Dans cette région, outre l'activisme religieux au Daghestan et en Tchétchénie, le nationalisme circassien est aussi encouragé par des lobbys occidentaux. Comme le note Frédéric Delorca dans son dernier livre, "Abkhazie, A la découverte d'une "République" de survivants" (Ed. du Cygne 2010), un travail de promotion du nationalisme circassien (dans le Nord Ouest du Caucase) se développe dans la perspective des jeux olympiques de Sotchi de 2014, qui rappelle l'insurrection des moines tibétains à la veille des jeux olympiques de Pékin : "Sotchi était le port de départ de milliers de Circassiens déportés vers la Turquie. 2014 marquera la 150ème anniversaire de la victoire russe contre eux. Des voix s’élèvent au Caucase Nord, comme celle de l’Association circassienne internationale basée en république kabardino-balkarienne, et dans la diaspora des peuples déportés, pour que des symboles circassiens figurent dans ces jeux au même titre que les jeux de Vancouvert au Canada ont accordé une place aux Indiens victimes de génocide, ou ceux de Melbourne aux Aborigènes d’Australie . A défaut de pouvoir satisfaire les revendications circassiennes, les jeux de Sotchi pourraient être compris comme une provocation par les peuples du Nord-Ouest du Caucase et enflammer le ressentiment anti-russe. Des analystes russes début 2010 pointaient du doigt la décision récente de l’administration Obama d’augmenter les effectifs de USAID, l’agence des basses œuvres interventionnistes étatsuniennes, et accusait les associations adyguiennes comme Adyghe-Khasa, le Congrès circassien ou l’Association circassienne internationale qui réclament la reconnaissance du « génocide » de leur peuple d’appliquer en fait le programme de thinks tanks américains comme Rand Corp. et la Jamestown Foundation. Selon ces analystes cette activité qui joue sur des cordes tantôt ethniques tantôt religieuses contribue à la dé-russification rampante du Nord-Caucase . On peut d’ailleurs noter que la Fondation Carnegie à travers le Program on New Approaches to Research and Security in Eurasia (PONARS) finance publiquement des recherches très orientées vers le soutien aux revendications circassiennes."

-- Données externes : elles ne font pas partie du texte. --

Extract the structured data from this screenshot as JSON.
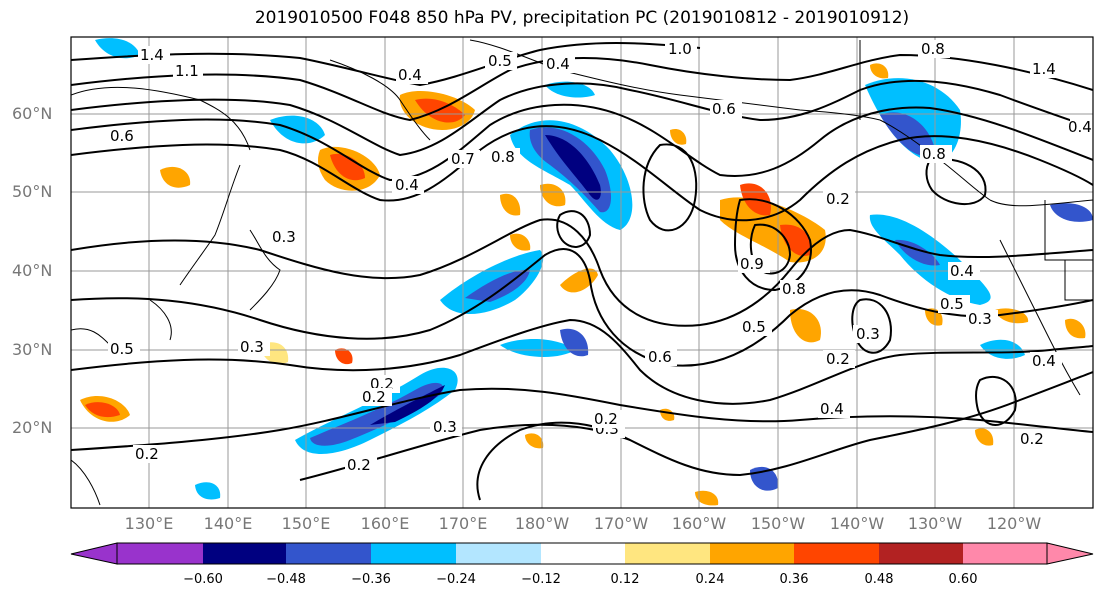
{
  "title": "2019010500 F048 850 hPa PV, precipitation PC (2019010812 - 2019010912)",
  "axes": {
    "lat_labels": [
      "60°N",
      "50°N",
      "40°N",
      "30°N",
      "20°N"
    ],
    "lon_labels": [
      "130°E",
      "140°E",
      "150°E",
      "160°E",
      "170°E",
      "180°W",
      "170°W",
      "160°W",
      "150°W",
      "140°W",
      "130°W",
      "120°W"
    ]
  },
  "colorbar": {
    "colors": [
      "#9933cc",
      "#000080",
      "#3355cc",
      "#00bfff",
      "#b3e6ff",
      "#ffffff",
      "#ffe680",
      "#ffa500",
      "#ff4500",
      "#b22222",
      "#ff88aa"
    ],
    "ticks": [
      "−0.60",
      "−0.48",
      "−0.36",
      "−0.24",
      "−0.12",
      "0.12",
      "0.24",
      "0.36",
      "0.48",
      "0.60"
    ]
  },
  "contour_labels": [
    "1.4",
    "1.1",
    "1.0",
    "0.5",
    "0.4",
    "0.8",
    "0.6",
    "0.7",
    "0.8",
    "0.4",
    "0.2",
    "0.3",
    "0.5",
    "0.6",
    "0.2",
    "0.3",
    "0.2",
    "0.3",
    "0.2",
    "0.4",
    "0.2",
    "0.3",
    "0.5",
    "0.8",
    "0.9",
    "0.6",
    "0.4",
    "0.3",
    "0.4",
    "0.2",
    "0.2",
    "0.2",
    "1.4",
    "0.8",
    "0.5",
    "0.4",
    "0.3",
    "0.4"
  ],
  "colors": {
    "frame": "#000000",
    "grid": "#999999",
    "contour": "#000000"
  }
}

Face à cette conjonction entre islamisme et nationalisme sur fond de fort taux de chômage, le Kremlin depuis quelques mois mise sur la répression. En février, le président russe Medvedev a nommé un « consul du Caucase », représentant du président de Russie, et vice-premier ministre, Alexandre Khloponine, 44 ans, ancien directeur de combinat, qui a déjà mis de l’ordre dans la région de Krasnoïarks en Sibérie en y intégrant les territoires d’Evenk et Taïmyr. A cette occasion une grande région a été créée englobant le territoire de Stavropol et les Républiques autonomes de Karatchaevo-Tcherkessie, Kabardino-Balkarie, Ossétie du Nord, Ingouchie, Tchétchénie et du Daghestan, toutes ces entités pouvant à terme être absorbée par le territoire de Stavropol. Cette mesure, qui s'ajoute aux actions militaires et policières, passe pour un acte de méfiance à l'égard des autorités locales caucasiennes, et a été notamment critiquée par le président de l'Ingouchie.
La spirale de la répression et du terrorisme pourrait, si elle se developpe, compromettre le retour récent de la Russie sur la scène internationale.